Ik kwam bij Veerle terecht omdat ik helemaal leeg was. Helemaal op. Gewoon gecrasht. Ik had een burn-out en deed niets anders dan wenen. En dan komen die dingen van vroeger, van je rugzak, er ook bij.
Mijn huisarts had me psychotherapie aangeraden. Eerst wou ik dat niet. Ik dacht: “Waarom ik? Waarom gebeurt mij dat?” Maar eens die stap gezet, had ik er geen probleem mee. Ik had onmiddellijk een klik, alsof iemand je ligt of niet.
Als ik er nu op terugkijk, dan merk ik dat ik terug meer voor mezelf opkom. Dat ik me niet meer wegcijfer. Dat ik zeg wat op mijn tong ligt. In het begin nam ik nog antidepressiva. Dan was ik heel gesloten en vlak en zei ik ook niets. Wat er ook gebeurde, ik bleef toen heel kalm. Nu ben ik gestopt daarmee. Met alles wat je me hebt aangeraden om te doen en wat eruit gekomen is, voel ik me veel sterker. Ik zeg terug mijn eigen mening. Ik durf nee zeggen. Terwijl ik vroeger altijd ja zei.
Ik heb nooit een negatief gevoel gehad bij jou, want ik kon kwijt wat op mijn lever lag. En jij hebt me ook opdrachten gegeven, gestimuleerd om dingen te doen en ja, voor mij was dat positief. Maar ik heb nog altijd een hekel aan poetsen. Ik heb er echt een degout van gekregen. Ik doe dat wel, maar niet meer zoals vroeger. Poetsen is de oorzaak dat ik gecrasht ben. Het was te veel, ook het tempo.
En ook: vroeger was er mijn man. Nadien stond ik als vrouw alleen. Hoe moest ik dat allemaal alleen bekostigen en doen? Dat heeft ook meegespeeld. En dan kwam ik in relatie met iemand die ook een gever was en geen nemer. En het is in die combinatie dat ik gecrasht ben. Mijn lichaam zei: “Genoeg, tijd om te rusten.”

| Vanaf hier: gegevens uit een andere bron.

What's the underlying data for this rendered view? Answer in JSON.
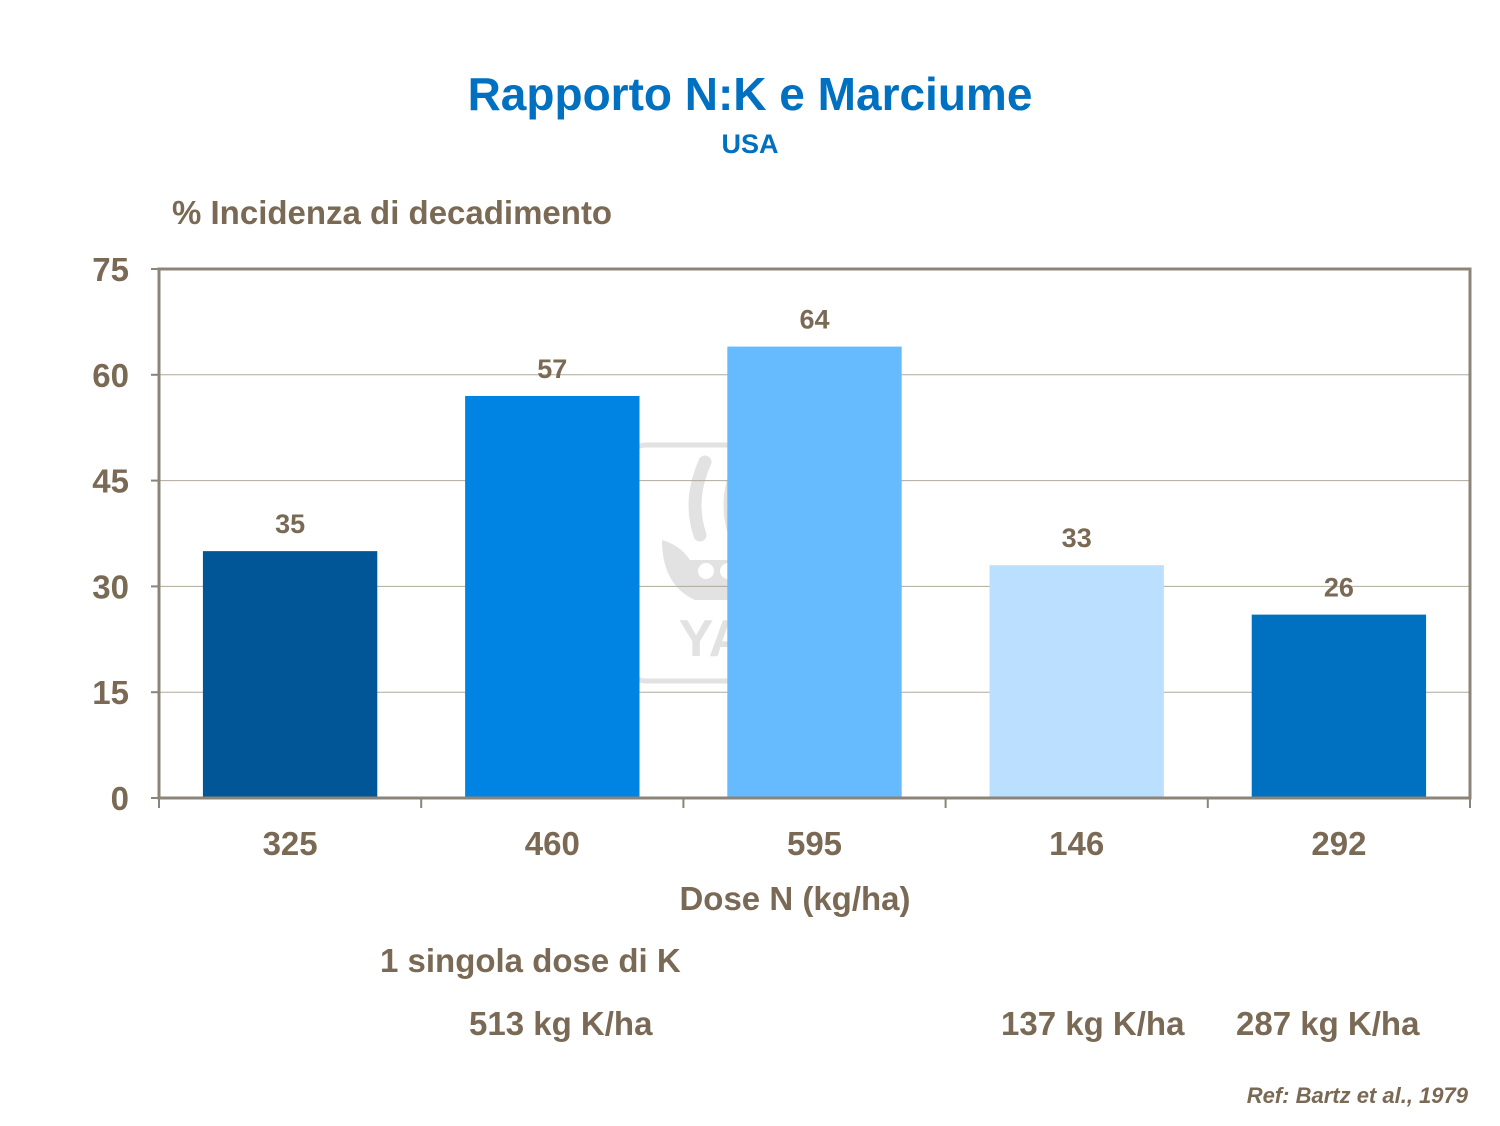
{
  "chart_data": {
    "type": "bar",
    "title": "Rapporto N:K e Marciume",
    "subtitle": "USA",
    "ylabel": "% Incidenza di decadimento",
    "xlabel": "Dose N (kg/ha)",
    "categories": [
      "325",
      "460",
      "595",
      "146",
      "292"
    ],
    "values": [
      35,
      57,
      64,
      33,
      26
    ],
    "bar_colors": [
      "#005696",
      "#0084E3",
      "#66BBFF",
      "#BBDFFF",
      "#0070C0"
    ],
    "ylim": [
      0,
      75
    ],
    "yticks": [
      "0",
      "15",
      "30",
      "45",
      "60",
      "75"
    ],
    "grid": true,
    "legend": "none"
  },
  "notes": {
    "single_dose": "1 singola dose di K",
    "k_513": "513 kg K/ha",
    "k_137": "137 kg K/ha",
    "k_287": "287 kg K/ha"
  },
  "reference": "Ref: Bartz et al.,  1979",
  "colors": {
    "title": "#0070C0",
    "text": "#7A6A55",
    "axis": "#8C8478",
    "grid": "#B0A89C",
    "watermark": "#D9D9D9"
  },
  "watermark_text": "YARA"
}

Je spontaniteit en openheid vind ik specifiek jij. Heel open, warm spontaan. Je behandelt de mensen niet als patiënt en als nummer. Ik merk dat aan hoe dat je omgaat met mensen en hoe je die aanspreekt. Jij oordeelt niet. Ik kan dat niet. Daarom had ik, denk ik, onmiddellijk een klik. Je helpt wel maar je laat de mens, mij toch, zijn wie je bent. Je probeert niet te sturen, je moet dit doen en dat. Ik was nog nooit bij een therapeut geweest dus ik wist niet hoe het werkt. Ik krijg tranen in mijn ogen, echt waar. Ik vond dat zo fijn, dat jaar.

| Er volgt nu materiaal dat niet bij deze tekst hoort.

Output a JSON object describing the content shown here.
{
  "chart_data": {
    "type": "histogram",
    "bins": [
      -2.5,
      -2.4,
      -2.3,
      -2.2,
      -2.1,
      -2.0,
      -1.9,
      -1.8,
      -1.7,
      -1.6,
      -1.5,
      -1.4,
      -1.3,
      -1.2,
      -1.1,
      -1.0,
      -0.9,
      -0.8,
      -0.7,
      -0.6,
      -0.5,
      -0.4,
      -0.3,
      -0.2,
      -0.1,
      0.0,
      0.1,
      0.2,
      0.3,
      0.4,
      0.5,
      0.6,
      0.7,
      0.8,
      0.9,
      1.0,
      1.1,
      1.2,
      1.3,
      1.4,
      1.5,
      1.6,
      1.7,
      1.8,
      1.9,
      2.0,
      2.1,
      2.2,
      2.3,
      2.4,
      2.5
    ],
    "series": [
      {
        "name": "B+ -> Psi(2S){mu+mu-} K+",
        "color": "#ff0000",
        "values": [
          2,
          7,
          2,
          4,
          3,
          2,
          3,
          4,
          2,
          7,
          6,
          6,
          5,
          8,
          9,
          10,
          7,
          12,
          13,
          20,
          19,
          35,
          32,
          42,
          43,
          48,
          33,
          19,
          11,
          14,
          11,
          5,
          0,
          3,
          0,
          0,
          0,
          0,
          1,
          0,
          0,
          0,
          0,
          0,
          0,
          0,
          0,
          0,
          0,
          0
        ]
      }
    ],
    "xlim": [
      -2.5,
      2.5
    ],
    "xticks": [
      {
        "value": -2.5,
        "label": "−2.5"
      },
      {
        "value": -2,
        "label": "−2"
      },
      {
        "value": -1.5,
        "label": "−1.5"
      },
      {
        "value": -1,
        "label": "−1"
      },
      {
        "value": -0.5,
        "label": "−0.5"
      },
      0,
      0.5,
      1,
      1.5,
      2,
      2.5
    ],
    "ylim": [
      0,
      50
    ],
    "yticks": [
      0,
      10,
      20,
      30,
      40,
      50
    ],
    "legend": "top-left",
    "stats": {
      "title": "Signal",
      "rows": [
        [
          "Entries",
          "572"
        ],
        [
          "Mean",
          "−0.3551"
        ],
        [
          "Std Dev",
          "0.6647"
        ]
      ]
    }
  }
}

Ik vond het ook fijn dat je tijdelijk aan huis kwam. En ik denk dat mensen die ouder zijn dan ik dat soms nodig hebben. Je moet daar wel eerlijk in zijn en het mag geen koffieklets worden. De laatste keer dat je geweest bent, voelde ik me al veel beter. Toen had ik het gevoel dat ik echt eens kon spreken met een soort vriendin. Dat ik echt alles op tafel kon leggen. Ik denk dat oudere mensen dat ook wel nodig hebben.

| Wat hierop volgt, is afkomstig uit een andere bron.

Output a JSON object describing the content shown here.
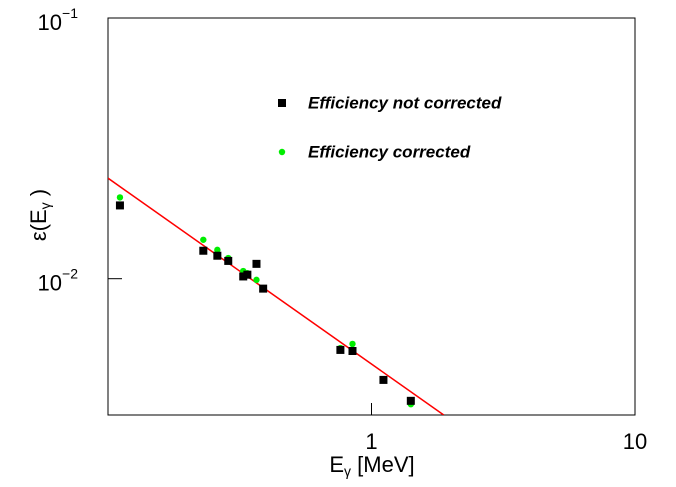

Als je echt met jezelf in de knoop zit, dan heb je wel nood aan een therapeut omdat je daar toch dingen tegen zegt die je niet zegt tegen een vriend of vriendin. Ik moet zeggen, mijn vriendin heeft me erdoor gesleurd toen mijn partner ervandoor ging. Maar er zijn toch dingen die ik haar nooit gezegd heb.
Als ik mensen zou doorsturen, zou ik hen zeggen dat ze gewoon kunnen vertellen wat op hun hart ligt. Dat je een warm persoon bent. Voor iemand die echt gewoon erdoor zit en nood heeft aan iemand die luistert en hem/haar helpt erdoor te komen.